By Daniel Wallis
CARACAS (Reuters) - Venezuelans vote in a parliamentary election on Sunday with President Hugo Chavez expected to keep control of the National Assembly in a poll testing his support ahead of a presidential ballot in 2012.
Opposition parties in South America's biggest oil producer are guaranteed to make big gains, however, after boycotting the last legislative election five years ago.
The focus is on whether the opposition can take more than a third of the 165 seats up for grabs, which would mean the socialist leader would need support from his foes for major changes to laws or to make appointments to important institutions.
Chavez is not on the ballot but his larger-than-life personality has dominated the campaigns -- and exposed sharp political differences in a country with a huge gap between rich and poor, despite its vast oil and mineral wealth.
Hailed by supporters as a champion of Venezuela's many poor but denounced by critics as a boorish dictator, Chavez's popularity is in the 40 percent to 50 percent range, polls say. That is well below his highs of previous years but probably enough to ensure his ruling Socialist Party retains a majority.

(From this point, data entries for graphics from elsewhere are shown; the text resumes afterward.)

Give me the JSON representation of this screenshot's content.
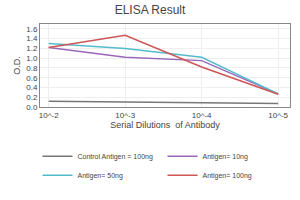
{
  "chart_data": {
    "type": "line",
    "title": "ELISA Result",
    "xlabel": "Serial Dilutions  of Antibody",
    "ylabel": "O.D.",
    "x": [
      0.01,
      0.001,
      0.0001,
      1e-05
    ],
    "series": [
      {
        "name": "Control Antigen = 100ng",
        "color": "#777777",
        "values": [
          0.12,
          0.1,
          0.08,
          0.07
        ]
      },
      {
        "name": "Antigen= 10ng",
        "color": "#9966bb",
        "values": [
          1.22,
          1.02,
          0.95,
          0.27
        ]
      },
      {
        "name": "Antigen= 50ng",
        "color": "#55bbcc",
        "values": [
          1.3,
          1.2,
          1.02,
          0.27
        ]
      },
      {
        "name": "Antigen= 100ng",
        "color": "#cc5555",
        "values": [
          1.22,
          1.47,
          0.82,
          0.26
        ]
      }
    ],
    "log": "x",
    "xlim": [
      0.013,
      7e-06
    ],
    "xticks": [
      {
        "value": 0.01,
        "label": "10^-2"
      },
      {
        "value": 0.001,
        "label": "10^-3"
      },
      {
        "value": 0.0001,
        "label": "10^-4"
      },
      {
        "value": 1e-05,
        "label": "10^-5"
      }
    ],
    "ylim": [
      0,
      1.7
    ],
    "yticks": [
      {
        "value": 0,
        "label": "0.0"
      },
      0.2,
      0.4,
      0.6,
      0.8,
      {
        "value": 1.0,
        "label": "1.0"
      },
      1.2,
      1.4,
      1.6
    ],
    "grid": true,
    "legend": "bottom"
  }
}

"The opposition are very confident this time but they do not understand how the people feel," said Carlos Cristiani, 44, wearing a Chavez T-shirt and selling newspapers in Sebucan, one of the capital Caracas's most affluent neighbourhoods.
"Chavez has problems, that's clear, but nobody wants these other (opposition) people. They will be very disappointed."
In addition to the 56-year-old former paratrooper's polarizing personality, the peaceful campaign has focussed on Venezuela's shocking crime statistics and its economic woes. A second year of recession has been worsened by high inflation.
Chavez, in a televised broadcast, spoke out against opposition leaders.
"They will never come back here," he said from the Miraflores presidential palace. "They will never enter here again, the immoral ones, the mobsters, the state-less ones, the traitors. I am going to say this until the last day of my life."
SOCIALISTS SEEN AS FAVORITES
According to polls, the Socialists are a couple of percentage points ahead of a newly united opposition umbrella group, Democratic Unity. Combined with changes to voting rules and the electoral map that favour the government, analysts say that means Chavez's party enters the vote as favourite.
Opponents, however, say there is a wave of disenchantment with the president that will prove the polls wrong.
"We need to get rid of this crazy guy right now," said housewife Valeria Mendes, 37, walking with pro-opposition friends on the Avila mountain that towers above Caracas. "We've put up with him for too long. He's ruining our country."
Investors will be paying close attention to the outcome, particularly because debt issued by the government and state oil company PDVSA offers very high yields for those willing to bear what some consider a significant chance of default.
Venezuela's yield spread over U.S. Treasuries remains the widest among nations listed on JP Morgan's Emerging Markets Bond Index Plus (EMBI+).
Its benchmark dollar-denominated 2027 global bond has risen 6.73 percent to 70.56 on Friday from 66.13 two weeks ago, thanks, analysts say, to the nonviolent run-up to the vote and increased investor appetite for risk.
Some market players will be hoping for opposition gains because they are wary of the nationalizations by Chavez that have put a wide swathe of the economy under state control, including multibillion dollar oil projects run by U.S. majors.
"As far as the bond market is concerned, as long as Chavez doesn't have the two-thirds majority, that will hopefully slow down some of his more radical actions and the Assembly will be able to put a brake on them at least," Russ Dallen, head trader at BBO Financial Services in Caracas, told Reuters.
One factor out of all the contenders' control is fierce rain that lashed much of the country on Friday, triggering a flash flood that killed a family of seven living in a hillside slum in the capital. The weather improved on Saturday but turnout could be affected if the heavy downpours resume.
In a nation of party-lovers who have made Venezuela one of the world's highest consumers of whisky per capita, alcohol sales have been banned throughout the election period.